Wednesday, January 31, 2007

First, Do No Harm

Governor Schwarzenegger's health insurance plan is premised on a false assumption about the uninsured.
Universal coverage is, once again, the new big idea in health care. In mid-January the AARP and the service employees' union teamed up with the Business Roundtable to demand affordable, quality care for all. Massachusetts is implementing reforms aimed at covering everyone. In a dozen more states legislators are considering large-scale efforts to expand insurance. Even President Bush is talking about a sweeping tax reform package that would help millions of self-employed individuals pay for health care.

Of all the new proposals, the most ambitious, and likely most influential, comes from California Governor Arnold Schwarzenegger. That's a scary prospect. The governor has based his plan, heavy on government expansion and interference, on a faulty diagnosis of the uninsured. If politicians really want to achieve "affordable, accessible and equitable" health care, as the governor suggests, they will need to consider less government intervention, not more.

The governor advocates a massive expansion of Medicaid and other government programs. He wants to regulate not only how insurance companies sell their policies but also how much they should spend on patient care. He proposes a host of new taxes and spending, ultimatums to force businesses and individuals to buy insurance and a raft of new regulations. Some ideas, like the new fees he wants to impose on physicians, have already provoked angry objections. Yet practically everyone praises the governor for his vision of universal coverage.

The uninsured are depicted in popular culture as lost and forgotten--the single mother in the emergency room struggling to make ends meet for her three children. But the uninsured are a heterogeneous group. Drawing on Census Bureau data, the Blue Cross Blue Shield Association found in a 2003 report that a third of the uninsured have family incomes of more than $50,000 a year, and for 16% of the uninsured, incomes exceed $75,000 a year. A Health Affairs study on nonpoor uninsured Californians pegs their average annual health spending at $200 per person. Many people have done the math and have decided not to get coverage. In addition, a third of the uninsured already qualify for Medicaid or some other type of program. Of the remaining third, many are without insurance for only a brief period, usually less than a year.

To be sure, there are 8 million Americans who slip through the cracks, unable to get coverage. But that's far fewer than the commonly quoted disaster figure of 46 million.

What needs to be done? The governor should start by ending the universal-coverage obsession so common in political circles. That includes his plan to cover children in public programs, even kids in families with incomes as high as $60,000 a year.

He should propose a two-pronged plan. First, he should make health insurance more affordable. For decades, state legislators have demanded increased coverage for various services, including in vitro fertilization, clinical trials and visits with chiropractors, social workers and acupuncturists. Only six states have more mandates than California. A small business in Los Angeles can't buy no-frills health insurance. Coverage mandates must be scrapped. And Schwarzenegger should work to make health care itself less expensive. Get rid of laws that protect providers from competition and create cartels of hospitals and other institutions.

Health savings accounts, authorized by Congress in 2003, should be popularized. Give millions of state employees this option. Level the tax playing field by giving individuals the same tax deductions (on state returns) that employers get when buying health insurance, since the federal tax code presently favors the latter group.

California should focus government aid on those who need help.
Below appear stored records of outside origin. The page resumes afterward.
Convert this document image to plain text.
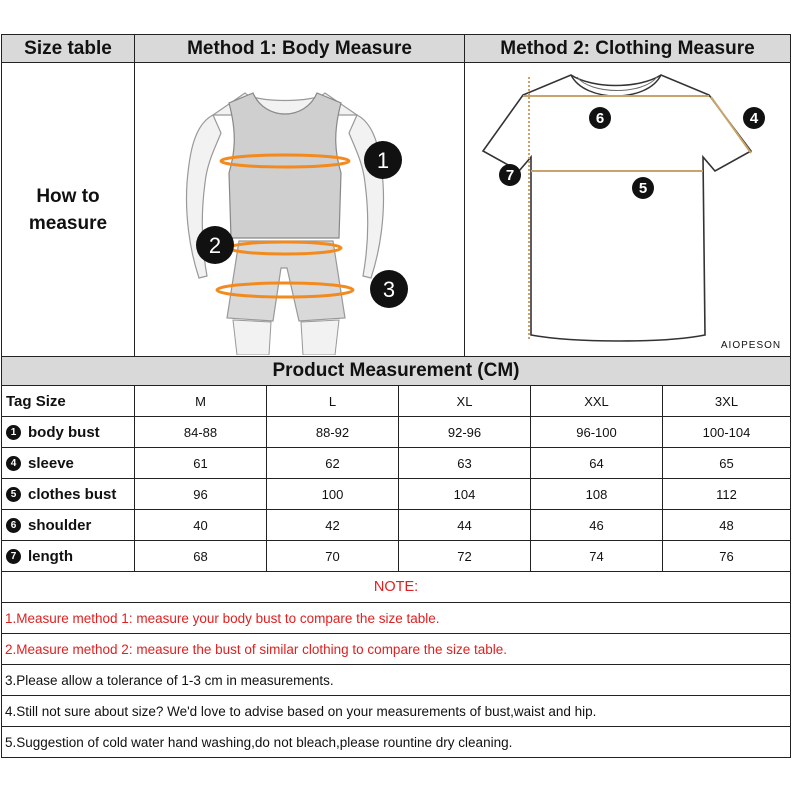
Size table	Method 1: Body Measure	Method 2: Clothing Measure
How to
measure
1
2
3
6	4
7
5
AIOPESON
Product Measurement (CM)
Tag Size	M	L	XL	XXL	3XL
1 body bust	84-88	88-92	92-96	96-100	100-104
4 sleeve	61	62	63	64	65
5 clothes bust	96	100	104	108	112
6 shoulder	40	42	44	46	48
7 length	68	70	72	74	76
NOTE:
1.Measure method 1: measure your body bust to compare the size table.
2.Measure method 2: measure the bust of similar clothing to compare the size table.
3.Please allow a tolerance of 1-3 cm in measurements.
4.Still not sure about size? We'd love to advise based on your measurements of bust,waist and hip.
5.Suggestion of cold water hand washing,do not bleach,please rountine dry cleaning.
Nationally, roughly $35 billion is already spent on the uninsured, but the money funds a labyrinth of bureaucracies and programs. Instead, government should provide vouchers to cover part of the cost of private insurance.

How many of these recommendations are contained in the governor's plan? Exactly one: greater tax fairness for people who don't get health insurance on the job. The rest of the plan is quite unhealthful.

David Gratzer, M.D. Senior Fellow at the Manhattan Institute and Author of The Cure: How Capitalism Can Save American Health Care (Encounter Books).